Out of the 8.7 million new cases of TB in 2011, close to a million were multi-drug resistant (MDR) TB. Only one in five MDR-TB cases are being properly diagnosed and reported, meaning most of the infected population is spreading the disease unknowingly.

Drug-resistant TB results from patients not being treated properly for regular TB.

“These two new drugs have not been used against TB before, so we are not likely to have resistance against them – and they look very promising,” Dr. Anthony Fauci of the National Institutes of Health (NIH) said Wednesday.

If these new drugs are introduced into TB treatment regimes correctly, experts say there is a chance they will start the end of the disease. Yet the gap in funding is putting this goal and millions of lives at risk.

“People can either pay now or pay more later,” warned Dr. Kenneth Castro of the U.S. Centers for Disease Control and Prevention.

Added Raviglione, “History teaches that in the fight against TB, a job not done is a fatal mistake. Efforts have paid off and saved millions of lives.”

These critical funds are needed to properly introduce these new drugs, ensuring that they are used to treat MDR-TB cases and are properly administered. The funding issue is compounded by the fact that the countries with the highest TB rates are often the least developed countries.

Based on past trends of TB funding, at least one billion dollars every year of the three-billion-dollar gap needs to come from the international community.

Africa has 10 of the 22 countries hardest hit by TB. Across the continent, the disease is also the primary cause of death for persons infected with HIV; globally, there are 1.1 million people afflicted with both TB and HIV.
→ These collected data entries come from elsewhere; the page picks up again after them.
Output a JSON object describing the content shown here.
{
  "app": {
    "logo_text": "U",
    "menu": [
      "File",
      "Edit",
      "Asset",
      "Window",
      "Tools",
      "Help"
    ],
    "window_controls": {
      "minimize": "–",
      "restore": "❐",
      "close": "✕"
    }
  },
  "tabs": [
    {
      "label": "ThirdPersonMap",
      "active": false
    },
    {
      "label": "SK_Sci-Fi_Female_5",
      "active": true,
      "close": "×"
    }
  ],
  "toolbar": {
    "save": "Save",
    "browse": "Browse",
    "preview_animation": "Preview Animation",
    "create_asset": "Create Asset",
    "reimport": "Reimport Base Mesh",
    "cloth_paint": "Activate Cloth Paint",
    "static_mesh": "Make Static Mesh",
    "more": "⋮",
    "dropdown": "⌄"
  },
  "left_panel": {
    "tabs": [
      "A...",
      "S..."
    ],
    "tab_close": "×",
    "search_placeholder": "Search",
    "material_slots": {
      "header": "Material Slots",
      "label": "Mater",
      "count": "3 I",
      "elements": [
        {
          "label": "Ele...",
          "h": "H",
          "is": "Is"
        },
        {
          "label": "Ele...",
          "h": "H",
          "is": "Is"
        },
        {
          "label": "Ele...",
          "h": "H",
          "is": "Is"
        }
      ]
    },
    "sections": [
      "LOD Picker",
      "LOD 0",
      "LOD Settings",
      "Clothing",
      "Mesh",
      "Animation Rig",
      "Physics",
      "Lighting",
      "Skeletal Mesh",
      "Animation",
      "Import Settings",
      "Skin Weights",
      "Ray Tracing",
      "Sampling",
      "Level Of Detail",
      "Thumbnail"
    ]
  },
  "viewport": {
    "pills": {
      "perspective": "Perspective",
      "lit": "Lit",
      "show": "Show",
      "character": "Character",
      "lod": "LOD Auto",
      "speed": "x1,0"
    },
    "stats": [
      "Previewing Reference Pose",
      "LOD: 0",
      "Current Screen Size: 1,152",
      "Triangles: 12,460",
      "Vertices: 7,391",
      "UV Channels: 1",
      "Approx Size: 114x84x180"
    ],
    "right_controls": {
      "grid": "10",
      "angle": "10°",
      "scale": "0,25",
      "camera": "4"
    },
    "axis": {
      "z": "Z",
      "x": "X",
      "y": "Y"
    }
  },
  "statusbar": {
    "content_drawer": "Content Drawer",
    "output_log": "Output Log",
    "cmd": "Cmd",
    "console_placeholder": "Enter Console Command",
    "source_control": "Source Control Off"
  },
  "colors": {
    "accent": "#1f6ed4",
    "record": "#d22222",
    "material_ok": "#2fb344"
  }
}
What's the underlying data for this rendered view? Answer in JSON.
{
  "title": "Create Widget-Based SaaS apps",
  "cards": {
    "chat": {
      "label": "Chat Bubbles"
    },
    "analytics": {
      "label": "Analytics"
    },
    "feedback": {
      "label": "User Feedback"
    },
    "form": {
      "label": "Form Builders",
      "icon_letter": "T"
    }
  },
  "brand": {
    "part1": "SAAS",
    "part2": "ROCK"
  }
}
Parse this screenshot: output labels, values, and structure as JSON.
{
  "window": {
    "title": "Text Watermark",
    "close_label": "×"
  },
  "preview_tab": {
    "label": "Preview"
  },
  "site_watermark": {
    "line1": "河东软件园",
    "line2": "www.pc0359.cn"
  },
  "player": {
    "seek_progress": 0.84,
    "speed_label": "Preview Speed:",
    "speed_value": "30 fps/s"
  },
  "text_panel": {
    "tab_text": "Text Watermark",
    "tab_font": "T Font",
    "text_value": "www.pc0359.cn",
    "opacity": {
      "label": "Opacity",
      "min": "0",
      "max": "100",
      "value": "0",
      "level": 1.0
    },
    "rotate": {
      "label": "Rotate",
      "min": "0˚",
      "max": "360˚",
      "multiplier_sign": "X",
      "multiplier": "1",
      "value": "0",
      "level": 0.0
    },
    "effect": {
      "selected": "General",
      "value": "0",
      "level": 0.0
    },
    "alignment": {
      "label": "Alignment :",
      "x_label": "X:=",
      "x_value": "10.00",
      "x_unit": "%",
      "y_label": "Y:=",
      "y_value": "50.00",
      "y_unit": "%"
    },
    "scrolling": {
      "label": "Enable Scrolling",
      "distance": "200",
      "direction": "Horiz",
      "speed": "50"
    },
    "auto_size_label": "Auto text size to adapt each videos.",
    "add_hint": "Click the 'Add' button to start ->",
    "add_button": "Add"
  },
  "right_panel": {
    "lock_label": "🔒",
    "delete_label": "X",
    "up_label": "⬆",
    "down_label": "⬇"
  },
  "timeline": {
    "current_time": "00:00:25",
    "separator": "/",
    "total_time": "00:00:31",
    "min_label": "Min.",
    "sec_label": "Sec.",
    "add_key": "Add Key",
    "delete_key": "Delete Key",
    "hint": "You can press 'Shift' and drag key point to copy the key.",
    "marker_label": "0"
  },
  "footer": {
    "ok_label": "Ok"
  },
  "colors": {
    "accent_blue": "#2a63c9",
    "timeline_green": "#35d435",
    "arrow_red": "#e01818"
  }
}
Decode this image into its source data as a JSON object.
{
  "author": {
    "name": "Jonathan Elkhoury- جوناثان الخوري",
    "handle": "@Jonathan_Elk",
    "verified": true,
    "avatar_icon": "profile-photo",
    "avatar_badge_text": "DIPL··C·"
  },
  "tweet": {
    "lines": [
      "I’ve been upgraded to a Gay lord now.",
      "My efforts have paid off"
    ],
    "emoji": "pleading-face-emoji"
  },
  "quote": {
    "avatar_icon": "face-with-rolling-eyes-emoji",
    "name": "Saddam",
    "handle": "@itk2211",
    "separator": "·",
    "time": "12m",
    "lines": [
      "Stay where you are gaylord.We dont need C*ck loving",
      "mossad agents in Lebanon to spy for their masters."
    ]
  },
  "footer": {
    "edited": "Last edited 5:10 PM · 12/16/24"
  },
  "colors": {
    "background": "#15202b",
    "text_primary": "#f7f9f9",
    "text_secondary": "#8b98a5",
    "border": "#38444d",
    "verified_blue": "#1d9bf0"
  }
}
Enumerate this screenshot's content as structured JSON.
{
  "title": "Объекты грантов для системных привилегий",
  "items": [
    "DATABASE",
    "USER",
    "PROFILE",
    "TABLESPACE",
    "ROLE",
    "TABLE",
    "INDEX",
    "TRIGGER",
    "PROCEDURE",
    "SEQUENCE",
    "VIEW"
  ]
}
“In Africa, the funding gaps are biggest relative to the need. There is probably a gap of half a billion dollars a year for just TB and another half for TB-HIV related treatment,” Katherine Floyd, coordinator of TB Monitoring and Evaluation at the WHO, said Wednesday.

In order to close this funding gap, Dr. Elizabeth Fox at USAID, the U.S.’s foreign aid arm, emphasises the importance of working with national TB programmes.

“Since 1998, USAID has put 1.6 billion dollars into this programme, and USAID will continue to be a strong supporter of the TB programme,” Dr. Fox said.

Efforts such as these have paid off, the WHO report suggests. In the past 17 years, 51 million people have been cured of TB and an estimated 20 million lives were saved.

“Without that treatment, 20 million people would have died,” said Raviglione. “This milestone reflects the commitment of governments to transform the fight against TB.”

Despite such commitments and successes, the global response is still falling short, a deficit that could lead to millions of additional deaths in coming years.

“I am completely optimistic that we can produce the drugs we need to fight tuberculosis. The question is, are we going to do it?” Dr. Fauci asked. “In my opinion, not addressing this is just not an option. I think we as a global society have a moral obligation to address this problem.”